Steigen die Infektionszahlen trotz der genannten Maßnahmen weiter an, seien nach zehn Tagen weitere Beschränkungen unvermeidlich, um öffentliche Kontakte weitgehend zu reduzieren, heißt es in dem Papier weiter. Ziel sei es unter anderem, erneute Schließungen von Schulen und Kitas zu vermeiden.

Frankfurts Oberbürgermeister Feldmann sagte nach den Beratungen, er sei erleichtert, dass die für Frankfurt beschlossenen Maßnahmen "kein hessischer Sonderweg" seien, sondern von den anderen Städten mitgetragen würden. Er erwäge, die Unterstützung der Bundeswehr anzunehmen.

Außerdem werde die Stadt über Beschränkungen beim Verkauf von Alkohol nachdenken. Bislang gilt in Frankfurt lediglich, dass Alkohol auf bestimmten öffentlichen Plätzen nicht mehr getrunken werden darf. Über ein weitreichenderes Verbot werde der Verwaltungsstab in der kommenden Woche diskutieren.

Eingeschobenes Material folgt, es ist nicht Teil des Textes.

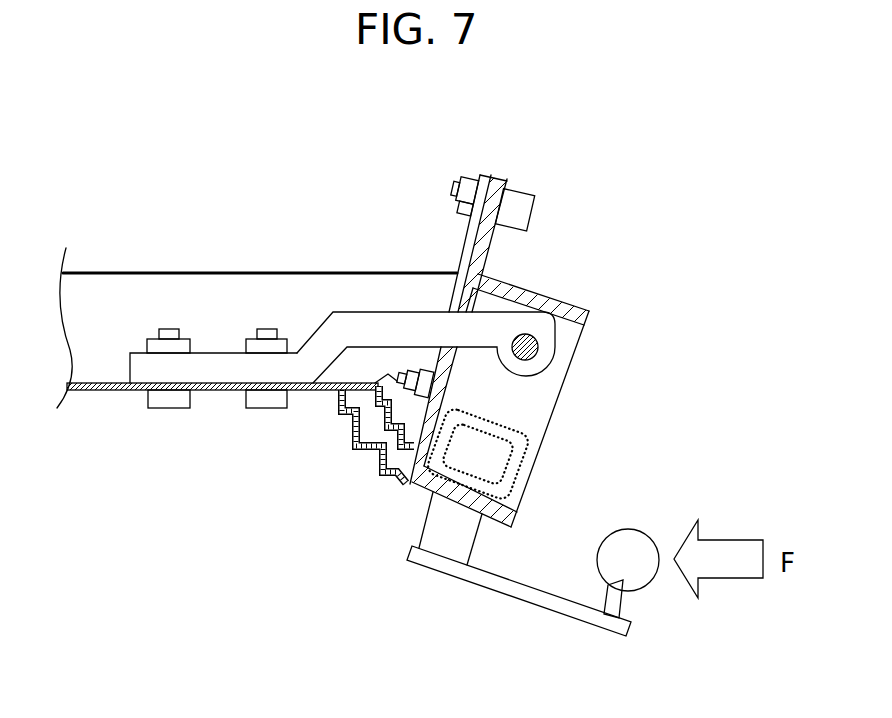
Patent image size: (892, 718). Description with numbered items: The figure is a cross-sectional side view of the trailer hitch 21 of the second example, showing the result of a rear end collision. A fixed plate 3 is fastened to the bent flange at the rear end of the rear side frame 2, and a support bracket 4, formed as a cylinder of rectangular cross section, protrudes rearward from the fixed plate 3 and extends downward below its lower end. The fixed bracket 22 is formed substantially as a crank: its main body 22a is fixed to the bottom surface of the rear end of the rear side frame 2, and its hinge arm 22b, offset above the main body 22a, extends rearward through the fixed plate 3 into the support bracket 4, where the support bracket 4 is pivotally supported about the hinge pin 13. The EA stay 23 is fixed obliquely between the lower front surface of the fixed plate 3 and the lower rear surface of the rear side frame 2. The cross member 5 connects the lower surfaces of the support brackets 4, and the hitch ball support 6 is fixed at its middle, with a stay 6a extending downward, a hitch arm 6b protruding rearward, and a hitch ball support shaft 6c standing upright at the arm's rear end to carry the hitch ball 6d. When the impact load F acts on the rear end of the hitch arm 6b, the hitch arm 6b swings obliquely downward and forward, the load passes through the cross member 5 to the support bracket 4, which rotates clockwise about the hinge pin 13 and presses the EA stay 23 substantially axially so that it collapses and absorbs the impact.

Schwenke: "Wir brauchen die Bundeswehr"

Bundes- und Landesregierung seien gefordert, die Ballungsräume im Kampf gegen Corona besonders zu unterstützen, sagte der Offenbacher Oberbürgermeister Felix Schwenke (SPD). "Wir brauchen Personal von RKI, Bundeswehr und Co., wenn Fallzahlen besonders hoch sind." Auch die Testkapazitäten müssten in den Hotspots ausgeweitet werden.

Schwenke plädierte dafür, beim Krisenmanagement die gesamte Region im Blick zu behalten. Im Rhein-Main-Gebiet beispielsweise ergebe eine Sperrstunde in einer einzelnen Stadt wenig Sinn, wenn die Menschen noch in der Nachbarstadt feiern gehen könnten.